Department of Pharmacology and Toxicology, University of Arizona, Tucson, Arizona (E.L.T., H.L., A.L.D., N.J.C.); Pharmaceutical Sciences, Washington State University, Spokane, Washington (J.D.C.); Pharmacokinetics, Dynamics, and Metabolism, Medicine Design, Pfizer Worldwide Research and Development, Groton, Connecticut (A.V.); and Research Pathology Services, Rutgers University, Newark, New Jersey (M.G.).
Department of Pharmacology and Toxicology, University of Arizona, Tucson, Arizona (E.L.T., H.L., A.L.D., N.J.C.); Pharmaceutical Sciences, Washington State University, Spokane, Washington (J.D.C.); Pharmacokinetics, Dynamics, and Metabolism, Medicine Design, Pfizer Worldwide Research and Development, Groton, Connecticut (A.V.); and Research Pathology Services, Rutgers University, Newark, New Jersey (M.G.)
Drug Metab Dispos. 2018 Nov;46(11):1478-1486. doi: 10.1124/dmd.118.082081. Epub 2018 Aug 30.
Disease progression to nonalcoholic steatohepatitis (NASH) has profound effects on the expression and function of drug-metabolizing enzymes and transporters, which provide a mechanistic basis for variable drug response. Breast cancer resistance protein (BCRP), a biliary efflux transporter, exhibits increased liver mRNA expression in NASH patients and preclinical NASH models, but the impact on function is unknown. It was shown that the transport capacity of multidrug resistance protein 2 (MRP2) is decreased in NASH. SN-38, the active irinotecan metabolite, is reported to be a substrate for Bcrp, whereas SN-38 glucuronide (SN-38G) is a Mrp2 substrate. The purpose of this study was to determine the function of Bcrp in NASH through alterations in the disposition of SN-38 and SN-38G in a knockout (Bcrp KO) and methionine- and choline-deficient (MCD) model of NASH. Sprague Dawley [wild-type (WT)] rats and Bcrp rats were fed either a methionine- and choline-sufficient (control) or MCD diet for 8 weeks to induce NASH. SN-38 (10 mg/kg) was administered i.v., and blood and bile were collected for quantification by liquid chromatography-tandem mass spectrometry. In Bcrp rats on the MCD diet, biliary efflux of SN-38 decreased to 31.9%, and efflux of SN-38G decreased to 38.7% of control, but WT-MCD and KO-Control were unaffected. These data indicate that Bcrp is not solely responsible for SN-38 biliary efflux, but rather implicate a combined role for BCRP and MRP2. Furthermore, the disposition of SN-38 and SN-38G is altered by Bcrp and NASH in a gene-by-environment interaction and may result in variable drug response to irinotecan therapy in polymorphic patients.

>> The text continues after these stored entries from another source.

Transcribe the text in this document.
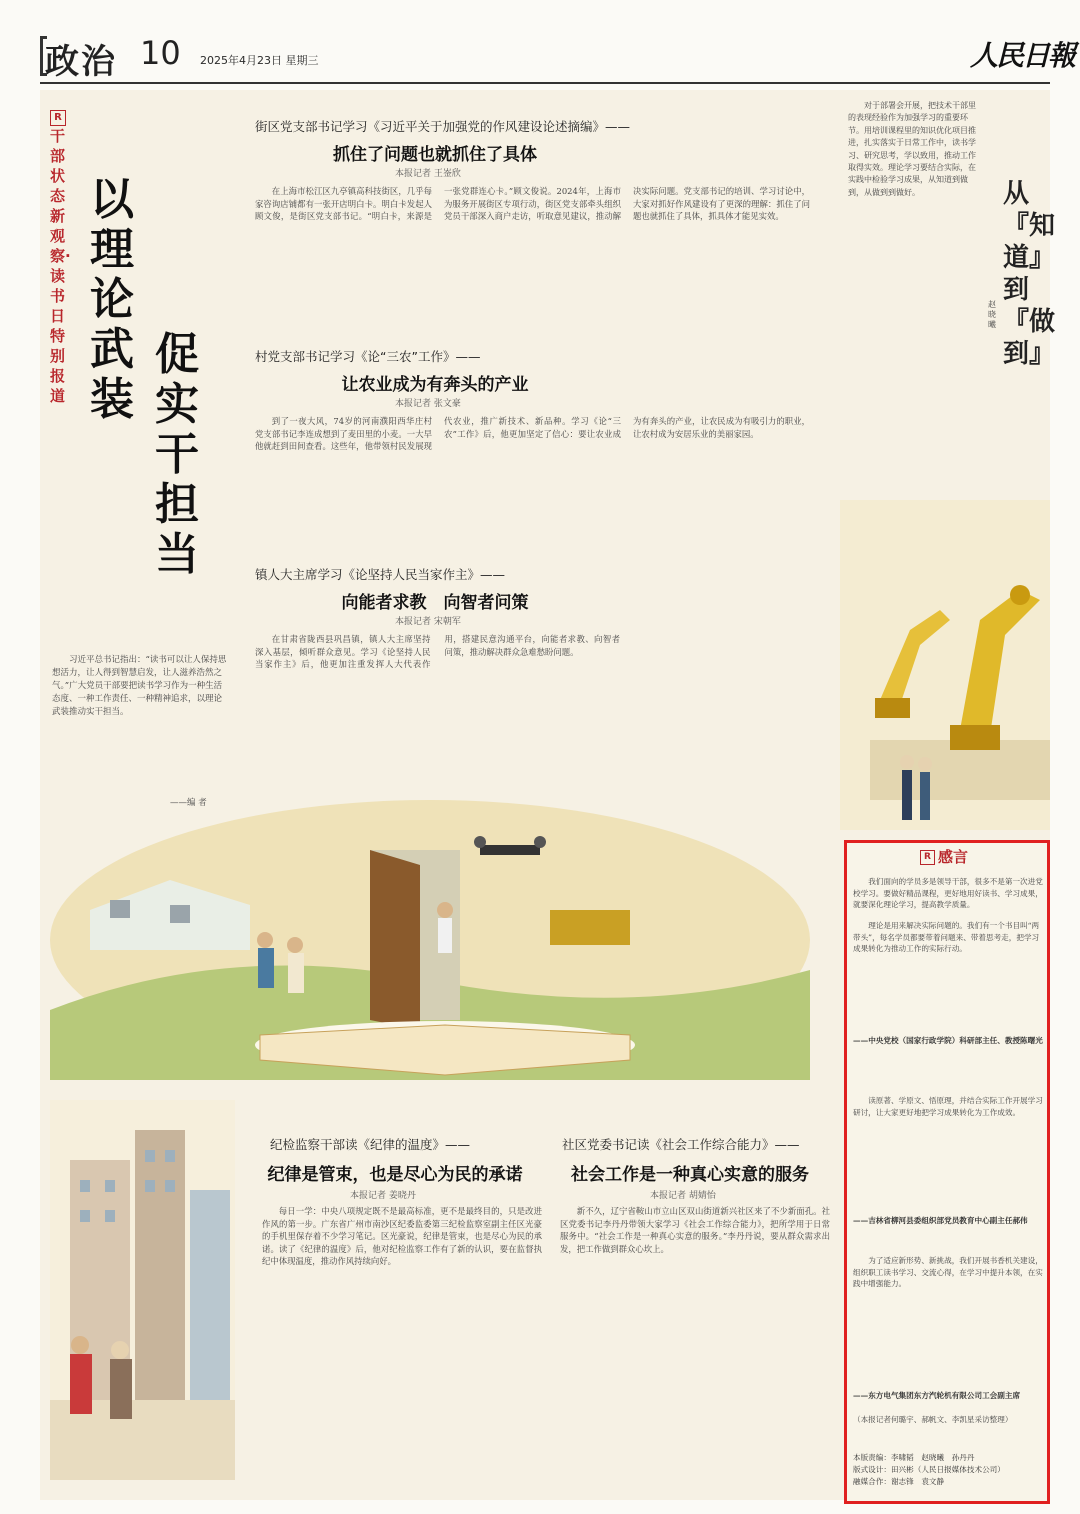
政治 10 2025年4月23日 星期三	人民日報
R干部状态新观察·读书日特别报道
以理论武装
促实干担当
习近平总书记指出：“读书可以让人保持思想活力，让人得到智慧启发，让人滋养浩然之气。”广大党员干部要把读书学习作为一种生活态度、一种工作责任、一种精神追求，以理论武装推动实干担当。
——编 者
对于部署会开展，把技术干部里的表现经验作为加强学习的重要环节。用培训课程里的知识优化项目推进，扎实落实于日常工作中，读书学习、研究思考，学以致用，推动工作取得实效。理论学习要结合实际，在实践中检验学习成果，从知道到做到，从做到到做好。	从『知道』到『做到』
赵晓曦
街区党支部书记学习《习近平关于加强党的作风建设论述摘编》——
抓住了问题也就抓住了具体
本报记者 王崟欣
在上海市松江区九亭镇高科技街区，几乎每家咨询店铺都有一张开店明白卡。明白卡发起人顾文俊，是街区党支部书记。“明白卡，来源是一张党群连心卡。”顾文俊说。2024年，上海市为服务开展街区专项行动，街区党支部牵头组织党员干部深入商户走访，听取意见建议，推动解决实际问题。党支部书记的培训、学习讨论中，大家对抓好作风建设有了更深的理解：抓住了问题也就抓住了具体，抓具体才能见实效。
村党支部书记学习《论“三农”工作》——
让农业成为有奔头的产业
本报记者 张文豪
到了一夜大风，74岁的河南濮阳西华庄村党支部书记李连成想到了麦田里的小麦。一大早他就赶到田间查看。这些年，他带领村民发展现代农业，推广新技术、新品种。学习《论“三农”工作》后，他更加坚定了信心：要让农业成为有奔头的产业，让农民成为有吸引力的职业，让农村成为安居乐业的美丽家园。
镇人大主席学习《论坚持人民当家作主》——
向能者求教　向智者问策
本报记者 宋朝军
在甘肃省陇西县巩昌镇，镇人大主席坚持深入基层，倾听群众意见。学习《论坚持人民当家作主》后，他更加注重发挥人大代表作用，搭建民意沟通平台，向能者求教、向智者问策，推动解决群众急难愁盼问题。
纪检监察干部读《纪律的温度》——
纪律是管束，也是尽心为民的承诺
本报记者 姜晓丹
每日一学：中央八项规定既不是最高标准，更不是最终目的，只是改进作风的第一步。广东省广州市南沙区纪委监委第三纪检监察室副主任区光豪的手机里保存着不少学习笔记。区光豪说，纪律是管束，也是尽心为民的承诺。读了《纪律的温度》后，他对纪检监察工作有了新的认识，要在监督执纪中体现温度，推动作风持续向好。
社区党委书记读《社会工作综合能力》——
社会工作是一种真心实意的服务
本报记者 胡婧怡
新不久，辽宁省鞍山市立山区双山街道新兴社区来了不少新面孔。社区党委书记李丹丹带领大家学习《社会工作综合能力》，把所学用于日常服务中。“社会工作是一种真心实意的服务。”李丹丹说，要从群众需求出发，把工作做到群众心坎上。
R 感言
我们面向的学员多是领导干部，很多不是第一次进党校学习。要做好精品课程，更好地用好读书、学习成果，就要深化理论学习，提高教学质量。
理论是用来解决实际问题的。我们有一个书目叫“两带头”，每名学员都要带着问题来、带着思考走，把学习成果转化为推动工作的实际行动。
——中央党校（国家行政学院）科研部主任、教授陈曙光
读原著、学原文、悟原理，并结合实际工作开展学习研讨，让大家更好地把学习成果转化为工作成效。
——吉林省柳河县委组织部党员教育中心副主任郝伟
为了适应新形势、新挑战，我们开展书香机关建设，组织职工读书学习、交流心得，在学习中提升本领，在实践中增强能力。
——东方电气集团东方汽轮机有限公司工会副主席
（本报记者何璐宇、郝帆文、李凯星采访整理）
本版责编：李啸韬　赵晓曦　孙丹丹
版式设计：田兴彬（人民日报媒体技术公司）
融媒合作：谢志锋　袁文静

非酒精性脂肪性肝炎(NASH)向进展会对药物代谢酶和转运体的表达和功能产生深远影响,为药物反应的可变性提供了机制基础。乳腺癌耐药蛋白(BCRP)是一种胆汁外排转运体,在 NASH 患者和临床前 NASH 模型中肝 mRNA 表达增加,但功能影响尚不清楚。有研究表明,多药耐药蛋白 2(MRP2)的转运能力在 NASH 中降低。伊立替康的活性代谢物 SN-38 据报道是 Bcrp 的底物,而 SN-38 葡萄糖醛酸(SN-38G)是 Mrp2 的底物。本研究旨在通过改变 Bcrp 在 knockout(Bcrp KO)和蛋氨酸和胆碱缺乏(MCD)NASH 模型中 SN-38 和 SN-38G 的处置来确定 Bcrp 在 NASH 中的作用。Sprague Dawley [野生型(WT)]大鼠和 Bcrp 大鼠分别用蛋氨酸和胆碱充足(对照)或 MCD 饮食喂养 8 周以诱导 NASH。静脉给予 SN-38(10mg/kg),并通过液相色谱-串联质谱法收集血液和胆汁进行定量。在 MCD 饮食的 Bcrp 大鼠中,SN-38 的胆汁外排减少到对照的 31.9%,SN-38G 的胆汁外排减少到对照的 38.7%,但 WT-MCD 和 KO-Control 不受影响。这些数据表明 Bcrp 并非 SN-38 胆汁外排的唯一原因,而是 BCRP 和 MRP2 的共同作用。此外,SN-38 和 SN-38G 的处置受 Bcrp 和 NASH 的影响,存在基因-环境相互作用,可能导致多态性患者对伊立替康治疗的药物反应存在差异。